2023 Fiscal Year Research-status Report
免疫チェックポイント阻害薬による肺障害の病態解明と予防的治療の開発
Project/Area Number |
22K16194
|
Research Institution | Hiroshima University |
Principal Investigator |
山口 覚博 広島大学, 病院(医), 助教 (90812991)
|
Project Period (FY) |
2022-04-01 – 2026-03-31
|
Keywords | HMGB1 / 免疫チェックポイント阻害薬 / 肺障害 |
Outline of Annual Research Achievements |
本研究は免疫チェックポイント阻害薬による肺障害の病態解明を目指している。臨床検体で検討した結果から血中HMGB1が高いことが免疫チェックポイント阻害薬による肺障害の発症リスクを上昇させることを確認している。また担癌状態がHMGB1の上昇に寄与していることも確認している。
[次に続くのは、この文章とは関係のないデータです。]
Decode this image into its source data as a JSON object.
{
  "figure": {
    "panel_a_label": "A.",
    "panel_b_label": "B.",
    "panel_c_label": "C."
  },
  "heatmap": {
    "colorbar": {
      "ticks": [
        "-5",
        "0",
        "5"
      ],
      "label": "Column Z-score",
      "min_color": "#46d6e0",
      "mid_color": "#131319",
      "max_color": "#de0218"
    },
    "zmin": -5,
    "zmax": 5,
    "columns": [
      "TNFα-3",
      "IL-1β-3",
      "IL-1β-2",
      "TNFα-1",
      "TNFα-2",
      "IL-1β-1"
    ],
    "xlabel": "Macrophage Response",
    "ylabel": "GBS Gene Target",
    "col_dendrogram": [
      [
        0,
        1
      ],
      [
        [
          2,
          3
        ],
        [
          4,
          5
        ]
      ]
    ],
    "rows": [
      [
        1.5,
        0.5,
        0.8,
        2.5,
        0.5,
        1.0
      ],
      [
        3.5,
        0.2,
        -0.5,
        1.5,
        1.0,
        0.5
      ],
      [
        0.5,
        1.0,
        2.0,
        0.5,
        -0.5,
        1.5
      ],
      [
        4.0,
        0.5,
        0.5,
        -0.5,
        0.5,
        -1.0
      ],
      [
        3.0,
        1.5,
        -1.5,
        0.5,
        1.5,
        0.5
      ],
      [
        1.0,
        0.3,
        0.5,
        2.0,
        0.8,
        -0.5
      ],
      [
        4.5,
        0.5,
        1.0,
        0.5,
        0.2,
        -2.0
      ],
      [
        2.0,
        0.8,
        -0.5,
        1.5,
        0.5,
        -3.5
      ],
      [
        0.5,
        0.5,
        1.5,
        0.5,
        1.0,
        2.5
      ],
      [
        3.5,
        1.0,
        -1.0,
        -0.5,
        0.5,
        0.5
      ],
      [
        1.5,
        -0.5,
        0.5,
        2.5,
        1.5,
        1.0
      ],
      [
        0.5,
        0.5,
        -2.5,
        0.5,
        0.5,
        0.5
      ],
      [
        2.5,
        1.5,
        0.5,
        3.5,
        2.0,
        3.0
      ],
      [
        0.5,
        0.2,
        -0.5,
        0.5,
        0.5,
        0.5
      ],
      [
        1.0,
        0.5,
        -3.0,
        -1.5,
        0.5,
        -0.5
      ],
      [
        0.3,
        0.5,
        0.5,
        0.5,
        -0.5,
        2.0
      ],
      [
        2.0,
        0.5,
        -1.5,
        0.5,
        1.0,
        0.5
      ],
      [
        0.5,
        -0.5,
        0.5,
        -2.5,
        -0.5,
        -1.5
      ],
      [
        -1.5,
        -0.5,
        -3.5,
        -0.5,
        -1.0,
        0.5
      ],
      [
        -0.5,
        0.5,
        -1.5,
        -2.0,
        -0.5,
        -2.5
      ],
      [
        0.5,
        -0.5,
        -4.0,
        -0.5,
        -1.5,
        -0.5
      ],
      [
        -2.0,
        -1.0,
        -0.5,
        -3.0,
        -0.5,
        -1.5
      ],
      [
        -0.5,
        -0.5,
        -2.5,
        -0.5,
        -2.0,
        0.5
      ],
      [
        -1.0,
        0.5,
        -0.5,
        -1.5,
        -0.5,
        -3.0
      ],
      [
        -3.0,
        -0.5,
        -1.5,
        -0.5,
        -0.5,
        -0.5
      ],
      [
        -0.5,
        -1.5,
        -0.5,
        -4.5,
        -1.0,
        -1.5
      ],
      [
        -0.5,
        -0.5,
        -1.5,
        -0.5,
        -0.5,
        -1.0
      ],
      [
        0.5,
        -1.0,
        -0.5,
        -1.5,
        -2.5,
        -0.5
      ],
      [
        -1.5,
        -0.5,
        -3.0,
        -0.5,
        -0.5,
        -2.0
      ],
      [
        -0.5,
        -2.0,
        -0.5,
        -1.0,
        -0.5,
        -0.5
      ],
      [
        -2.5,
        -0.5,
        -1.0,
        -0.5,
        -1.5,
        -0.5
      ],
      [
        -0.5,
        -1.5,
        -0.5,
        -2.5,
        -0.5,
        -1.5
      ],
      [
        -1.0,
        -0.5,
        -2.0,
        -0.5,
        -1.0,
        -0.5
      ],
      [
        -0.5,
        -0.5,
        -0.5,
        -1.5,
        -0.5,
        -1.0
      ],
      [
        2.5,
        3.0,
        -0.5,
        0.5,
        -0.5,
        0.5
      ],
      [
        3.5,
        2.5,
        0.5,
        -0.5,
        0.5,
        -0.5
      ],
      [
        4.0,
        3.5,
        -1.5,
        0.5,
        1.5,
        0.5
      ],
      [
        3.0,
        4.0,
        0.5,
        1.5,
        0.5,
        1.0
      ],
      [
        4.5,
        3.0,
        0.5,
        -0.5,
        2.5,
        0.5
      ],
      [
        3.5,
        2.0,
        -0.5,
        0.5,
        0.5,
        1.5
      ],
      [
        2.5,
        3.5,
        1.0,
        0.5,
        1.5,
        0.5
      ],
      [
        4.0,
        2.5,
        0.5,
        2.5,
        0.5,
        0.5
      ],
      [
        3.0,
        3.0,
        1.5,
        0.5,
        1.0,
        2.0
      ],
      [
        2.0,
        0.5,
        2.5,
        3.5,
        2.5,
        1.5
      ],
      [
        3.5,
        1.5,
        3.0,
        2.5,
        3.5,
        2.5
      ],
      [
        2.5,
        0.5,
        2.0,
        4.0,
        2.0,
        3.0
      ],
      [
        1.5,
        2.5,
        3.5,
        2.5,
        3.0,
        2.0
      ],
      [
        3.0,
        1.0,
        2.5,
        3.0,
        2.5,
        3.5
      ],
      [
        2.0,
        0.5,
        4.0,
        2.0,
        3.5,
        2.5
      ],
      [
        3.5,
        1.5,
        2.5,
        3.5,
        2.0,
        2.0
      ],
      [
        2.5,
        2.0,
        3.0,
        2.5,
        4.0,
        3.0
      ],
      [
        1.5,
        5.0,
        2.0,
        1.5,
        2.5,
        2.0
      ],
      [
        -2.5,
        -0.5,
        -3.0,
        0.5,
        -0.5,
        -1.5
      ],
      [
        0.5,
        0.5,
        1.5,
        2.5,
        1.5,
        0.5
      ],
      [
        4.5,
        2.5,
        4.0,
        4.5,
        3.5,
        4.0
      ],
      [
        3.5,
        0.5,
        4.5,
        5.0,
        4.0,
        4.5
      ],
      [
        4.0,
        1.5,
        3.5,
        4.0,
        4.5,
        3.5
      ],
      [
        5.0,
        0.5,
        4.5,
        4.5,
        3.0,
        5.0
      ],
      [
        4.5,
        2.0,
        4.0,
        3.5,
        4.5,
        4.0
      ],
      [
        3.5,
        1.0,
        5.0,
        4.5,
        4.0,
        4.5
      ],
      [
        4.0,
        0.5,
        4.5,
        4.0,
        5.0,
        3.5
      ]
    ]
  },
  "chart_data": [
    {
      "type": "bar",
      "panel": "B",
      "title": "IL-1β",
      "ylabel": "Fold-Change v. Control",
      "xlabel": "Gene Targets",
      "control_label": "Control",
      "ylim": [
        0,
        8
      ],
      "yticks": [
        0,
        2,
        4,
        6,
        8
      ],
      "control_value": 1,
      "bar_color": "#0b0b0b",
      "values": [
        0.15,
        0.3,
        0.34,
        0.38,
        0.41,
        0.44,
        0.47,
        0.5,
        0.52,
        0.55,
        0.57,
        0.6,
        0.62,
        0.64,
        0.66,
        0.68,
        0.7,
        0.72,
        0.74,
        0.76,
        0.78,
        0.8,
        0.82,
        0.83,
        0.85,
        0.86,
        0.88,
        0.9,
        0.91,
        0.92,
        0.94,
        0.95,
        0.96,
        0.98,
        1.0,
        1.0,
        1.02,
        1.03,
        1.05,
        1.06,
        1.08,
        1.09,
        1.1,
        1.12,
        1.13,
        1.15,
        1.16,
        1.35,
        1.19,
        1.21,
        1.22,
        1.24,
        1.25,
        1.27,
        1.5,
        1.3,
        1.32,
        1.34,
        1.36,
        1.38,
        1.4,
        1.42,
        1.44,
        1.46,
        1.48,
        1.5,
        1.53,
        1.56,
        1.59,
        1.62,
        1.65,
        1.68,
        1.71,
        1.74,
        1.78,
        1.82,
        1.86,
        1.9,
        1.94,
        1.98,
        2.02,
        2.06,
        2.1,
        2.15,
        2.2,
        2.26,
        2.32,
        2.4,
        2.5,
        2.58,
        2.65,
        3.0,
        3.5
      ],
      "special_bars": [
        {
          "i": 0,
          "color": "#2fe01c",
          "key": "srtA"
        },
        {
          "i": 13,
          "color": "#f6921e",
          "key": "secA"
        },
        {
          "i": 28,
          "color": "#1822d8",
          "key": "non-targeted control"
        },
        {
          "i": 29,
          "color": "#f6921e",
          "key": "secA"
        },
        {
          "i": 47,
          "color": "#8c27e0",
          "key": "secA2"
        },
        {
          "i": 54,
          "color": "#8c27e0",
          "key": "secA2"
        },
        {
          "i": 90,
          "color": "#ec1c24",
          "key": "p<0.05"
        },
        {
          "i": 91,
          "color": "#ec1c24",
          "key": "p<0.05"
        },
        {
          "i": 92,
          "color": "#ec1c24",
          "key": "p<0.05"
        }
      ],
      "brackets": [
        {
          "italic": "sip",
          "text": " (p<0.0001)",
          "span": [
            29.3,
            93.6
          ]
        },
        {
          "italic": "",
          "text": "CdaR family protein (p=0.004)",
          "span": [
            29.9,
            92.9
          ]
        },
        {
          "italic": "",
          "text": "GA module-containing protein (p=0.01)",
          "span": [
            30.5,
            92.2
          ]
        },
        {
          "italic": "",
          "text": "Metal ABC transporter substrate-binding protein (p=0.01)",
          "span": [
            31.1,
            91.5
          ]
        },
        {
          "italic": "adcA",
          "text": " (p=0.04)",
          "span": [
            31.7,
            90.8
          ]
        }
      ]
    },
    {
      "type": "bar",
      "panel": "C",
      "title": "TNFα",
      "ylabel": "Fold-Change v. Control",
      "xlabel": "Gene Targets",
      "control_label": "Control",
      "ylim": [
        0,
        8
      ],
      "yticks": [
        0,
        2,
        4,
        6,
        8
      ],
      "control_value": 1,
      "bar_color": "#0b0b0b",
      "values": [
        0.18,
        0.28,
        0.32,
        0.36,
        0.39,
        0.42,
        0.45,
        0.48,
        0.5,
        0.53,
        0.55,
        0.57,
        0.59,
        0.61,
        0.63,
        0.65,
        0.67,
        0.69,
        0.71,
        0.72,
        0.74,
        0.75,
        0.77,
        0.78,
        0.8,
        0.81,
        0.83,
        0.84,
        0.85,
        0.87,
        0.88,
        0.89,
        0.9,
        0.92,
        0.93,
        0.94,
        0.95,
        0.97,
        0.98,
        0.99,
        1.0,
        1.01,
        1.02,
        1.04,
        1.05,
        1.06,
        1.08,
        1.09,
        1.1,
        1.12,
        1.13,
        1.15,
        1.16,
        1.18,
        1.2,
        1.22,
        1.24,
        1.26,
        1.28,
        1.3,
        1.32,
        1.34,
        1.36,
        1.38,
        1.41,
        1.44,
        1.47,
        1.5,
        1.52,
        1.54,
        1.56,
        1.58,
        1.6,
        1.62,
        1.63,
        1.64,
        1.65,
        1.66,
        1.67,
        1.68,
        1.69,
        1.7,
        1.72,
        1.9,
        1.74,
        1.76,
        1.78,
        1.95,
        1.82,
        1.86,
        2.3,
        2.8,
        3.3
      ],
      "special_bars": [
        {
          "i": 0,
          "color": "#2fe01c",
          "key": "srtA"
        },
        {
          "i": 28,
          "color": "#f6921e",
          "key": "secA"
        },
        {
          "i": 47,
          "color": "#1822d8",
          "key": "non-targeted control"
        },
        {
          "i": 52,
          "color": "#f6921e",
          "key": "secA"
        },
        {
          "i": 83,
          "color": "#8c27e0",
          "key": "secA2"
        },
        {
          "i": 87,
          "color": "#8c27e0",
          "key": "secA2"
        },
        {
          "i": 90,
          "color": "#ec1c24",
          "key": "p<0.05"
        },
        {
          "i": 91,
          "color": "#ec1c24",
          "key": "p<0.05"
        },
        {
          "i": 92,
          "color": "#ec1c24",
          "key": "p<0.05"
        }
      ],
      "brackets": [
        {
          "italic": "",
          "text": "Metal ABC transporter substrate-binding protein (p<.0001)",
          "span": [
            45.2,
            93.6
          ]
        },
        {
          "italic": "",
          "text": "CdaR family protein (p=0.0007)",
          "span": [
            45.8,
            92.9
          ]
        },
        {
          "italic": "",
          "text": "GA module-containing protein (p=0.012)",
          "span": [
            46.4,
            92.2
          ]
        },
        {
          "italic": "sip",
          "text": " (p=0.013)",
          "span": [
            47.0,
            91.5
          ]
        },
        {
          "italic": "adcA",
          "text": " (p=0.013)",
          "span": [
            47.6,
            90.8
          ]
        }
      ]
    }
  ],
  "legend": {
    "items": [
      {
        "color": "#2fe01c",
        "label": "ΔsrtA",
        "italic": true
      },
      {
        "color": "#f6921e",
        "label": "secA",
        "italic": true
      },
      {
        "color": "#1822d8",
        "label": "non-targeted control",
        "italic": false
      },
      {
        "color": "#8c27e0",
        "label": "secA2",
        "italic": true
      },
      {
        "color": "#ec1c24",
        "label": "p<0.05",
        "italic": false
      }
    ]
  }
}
これらを元に担癌モデルマウスに抗PD-1抗体を投与することでHMGB1と免疫チェックポイント阻害薬の肺障害の関連を明らかにすることを目指し研究を進めている。研究開始当初から現在に至るまで、免疫チェックポイント阻害薬による肺障害を定量的に評価可能なマウスモデルの作成ならびに肺障害を定量するためのエンドポイントを決定するための条件検討を継続的に実施している。現状までにマウスに移植するセルラインの選定を行いLewis lung carcinoma(LLC)とすることを決定した。LLCを皮下移植したマウスに抗PD-1抗体を投与することで「気管支肺胞洗浄(BALF)や組織を用いた肺の炎症細胞浸潤」や「dry/wet ratio」、「ハイドロキシプロリンの定量」など肺の炎症や血管透過性の亢進、線維化を定量する指標の中で今回の研究に適した評価尺度の選定を行ってきた。肺組織やBALFを用いた炎症細胞浸潤の定量的検討では抗PD-1抗体によって生じる肺障害を評価することが難しい状況であった。dry/wet ratioやハイドロキシプロリンの定量も指標とすることは困難と判断しており、現在は肺のホモジネートを使用してELISAで炎症性蛋白の定量を行うことで抗PD-1抗体による肺の炎症の悪化を定量的に測定できるか検討を進めている。
|
Current Status of Research Progress |
Current Status of Research Progress
3: Progress in research has been slightly delayed.
Reason
肺障害を定量的に評価するための尺度の選定に難渋していた。2023度末に肺のホモジネートを用いた評価方法が抗PD-1抗体による肺の炎症を定量的に評価する尺度として有用なことを示唆するデータを得ることができたため、2024度からは研究の進捗を加速させたいと考えている。
|
Strategy for Future Research Activity |
肺のホモジネートを用いたELISAキットを用いた蛋白定量が抗PD-1抗体による肺の炎症の評価に有用な可能性がたかく、今後はIL1β・TNFαなど複数の蛋白について肺の炎症の評価尺度となりえるか検証する。並行してこの現象にHMGB1がどのように関わっているかについて、担癌状態のマウスの血液中HMGB1を定量したり、HMGB1を抑制する薬剤(アスピリン・グリチルリチン・エダラボン・トロンボモジュリン)でこの肺の炎症が抑制可能か検証することを想定している。
|
Causes of Carryover |
本来は肺障害を定量可能な指標を2022年度に選定し2023年度は治療介入を目的とした実験を行うための抗体などの試薬購入を予定していたが、肺障害を定量可能な指標の選定に時間を要したため2023年度に予定していた実験が十分実施できなかったため、残高が生じた。これについては2024年度に2023年度に予定していた実験が実施可能になったため、早期に進めることを予定している。